CHASE CENTER — Unlike assistant coach Mike Brown, Steve Kerr doesn’t live 50 yards from Chase Center. He can’t just scooter to work.
“I’ve got Waze going on my phone, I have no idea where I’m going,” said Kerr, who bought a $7.3 million home in Presidio Heights in September. “I’m just trying to find my way around. Five years in Berkeley and Oakland, this is a different world.”
The Warriors’ first preseason tilt in their new $1.4 billion home — Saturday evening against the Los Angeles Lakers — is about finding a comfort level for more than just the new streets and hallways — seventh-year forward Draymond Green said earlier this week that he felt like a rookie again. It’s about figuring out what this first post-championship era team looks like in practice, not just at practice, especially with a sudden need for centers.
“You rarely have the type of talent and continuity that we’ve had the last few seasons,” said Kerr, who will have seven players 25 years old or younger on his roster and eight newcomers in all. Two of those newcomers — Willie Cauley-Stein and rookie Alen Smailagic — are centers, and both are now hurt.
While in the past, Golden State had upwards of five centers on the roster, the Warriors are now painfully thin at the position with the foot injury to Cauley-Stein, and 19-year-old rookie Smailagic out indefinitely with a rolled ankle. The lineup — already significantly different with the departures of championship staples like Andre Iguodala and Kevin Durant, and with Klay Thompson’s ACL injury — will look even more different than it did even a month ago because of those injuries.
Golden State worked out “a few” centers on Friday, Kerr said. The Warriors are evaluating whether they’ll try to bring in another big man to back up Kevon Looney (tweaked hamstring, out Saturday) and Omari Spellman, who will start at the five against the Lakers. Options may be limited. For now, Marquese Chriss, a training-camp invitee unlikely to make the 15-man roster, will be Spellman’s primary backup. Golden State can also play the undersized Green and rookie Eric Paschall some at center if necessary.

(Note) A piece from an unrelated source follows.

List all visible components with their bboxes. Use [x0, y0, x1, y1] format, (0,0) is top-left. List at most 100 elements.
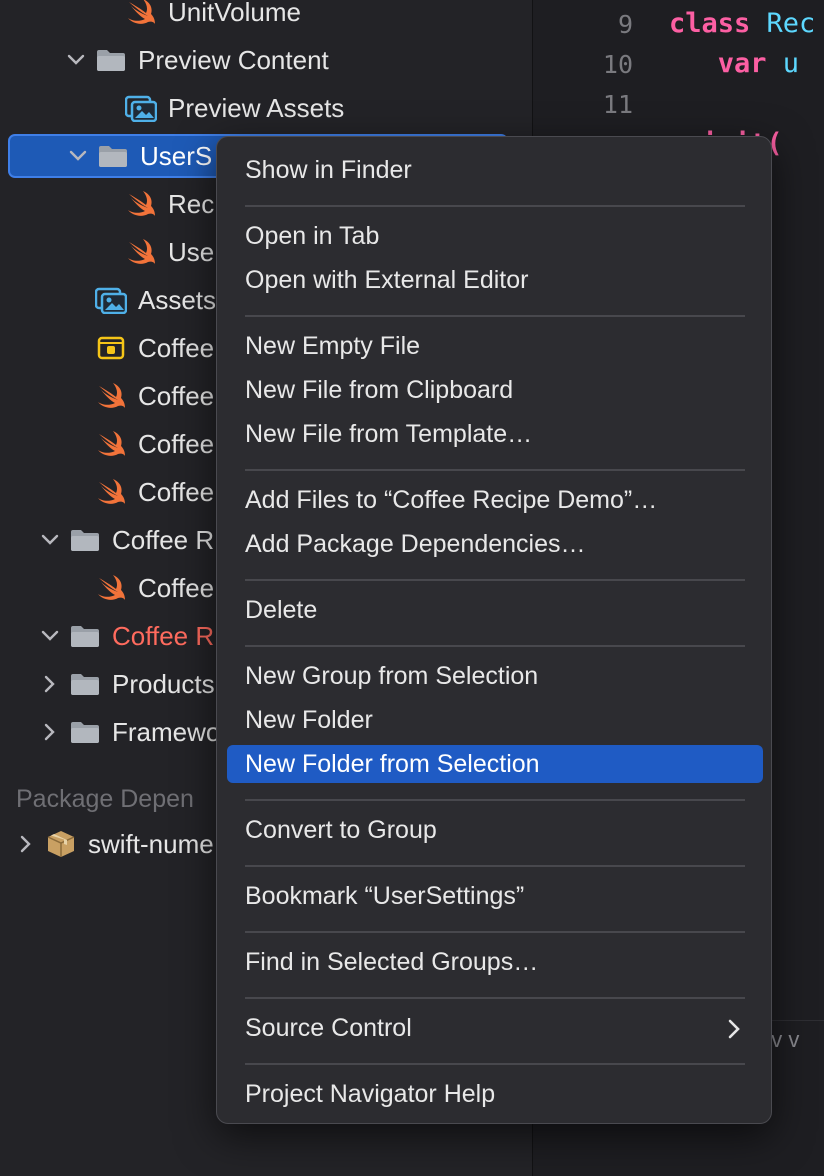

“That will be decided sometime in the next couple days,” Kerr said. “We’ll have more of an answer of how Alen [Smailagic] is doing later today. We are in a tough spot at that center position, not just in terms of the season two and a half weeks from now, but just training camp. Positionally, you need multiple guys at each spot to be able to practice and run your practice and your drills.”
Golden State is $241,913 away from the hard cap imposed on them due to the sign-and-trade that sent Kevin Durant to the Brooklyn Nets, and returned Russell. The only real flexibility is that the contract of Alfonzo McKinnie — who will start at the four against Los Angeles — is not fully guaranteed until January. In theory, they could drop him and sign a veteran after the trade deadline, but that doesn’t help them now, with Cauley-Stein’s injury keeping him out through October.
“We’re in a bit of a strange spot that we weren’t anticipating, but we have to decide what we’ll do,” Kerr said.
The Warriors practiced on the Chase Center court for the first time on Friday. Kerr said the players liked the shooting background, but they won’t know how it really feels until fans are in seats.
After four days of practice, Kerr said, the new guys “understand the skeleton, and the system, and how we’re going to play.”
There hasn’t been much installation — certainly not the new defensive wrinkles — but there has been enough installed for Saturday to at least tell Kerr something.
Kerr is looking for “an awareness of both the offensive and defensive schemes” from rookies Jordan Poole and Paschall, who will get looks at the three, four and five.
“We have a list of things that are cardinal sins, and I’d like to see them avoid those,” Kerr said. Those include missing a man in transition, missing a box out or getting back-cut for a lay-up. “Those are critical for us.”